In den vergangenen Wochen haben viele pro-palästinensische Demonstrationen das Bild europäischer Städte geprägt. Nicht selten gingen diese mit Ausschreitungen einher. Solidaritätskundgebungen mit dem überfallenen jüdischen Staat hielten sich dagegen in Grenzen – hinsichtlich der Anzahl und der Größe.

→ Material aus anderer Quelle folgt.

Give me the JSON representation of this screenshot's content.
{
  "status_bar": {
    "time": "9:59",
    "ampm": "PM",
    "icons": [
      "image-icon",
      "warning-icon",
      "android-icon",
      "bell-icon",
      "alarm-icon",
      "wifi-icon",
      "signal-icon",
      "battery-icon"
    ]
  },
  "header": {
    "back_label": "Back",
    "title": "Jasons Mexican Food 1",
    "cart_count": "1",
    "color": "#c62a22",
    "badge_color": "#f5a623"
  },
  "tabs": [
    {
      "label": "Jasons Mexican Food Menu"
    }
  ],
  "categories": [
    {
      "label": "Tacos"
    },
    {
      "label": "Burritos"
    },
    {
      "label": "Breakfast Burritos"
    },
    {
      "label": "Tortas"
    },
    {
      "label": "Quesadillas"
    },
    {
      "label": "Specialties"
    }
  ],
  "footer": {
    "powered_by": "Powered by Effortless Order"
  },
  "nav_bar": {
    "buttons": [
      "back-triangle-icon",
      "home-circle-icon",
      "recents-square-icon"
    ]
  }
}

So versammelten sich zwei Tage nach dem Hamas-Terror rund 2.000 Menschen in Berlin, während in London, Brüssel und anderswo zehntausende Menschen „in Solidarität mit den Palästinensern“ auf die Straße gehen.
Doch in Berlin gingen am Sonntag nach Polizeiangaben nun auch zehntausend Menschen auf die Straße, um sich mit Israel zu solidarisieren. Auf der Straße des 17. Juni, zwischen Brandenburger Tor und Siegessäule, waren dutzende Israel-Fahnen und Bilder der von der Hamas entführten Geiseln zu sehen. Die Veranstalter sprachen sogar von bis zu 25.000 Demonstranten. Damit dürfte die Kundgebung in Berlin einer der größten ihrer Art in Europa gewesen sein. In London gingen laut der Nachrichtenagentur „Reuters“ ebenfalls am Sonntag bis zu 20.000 für Israel auf die Straße. Aufgerufen in Berlin hatte ein breites Bündnis, bestehend aus verschiedenen Organisationen, Kirchen, Gewerkschaften und Parteien.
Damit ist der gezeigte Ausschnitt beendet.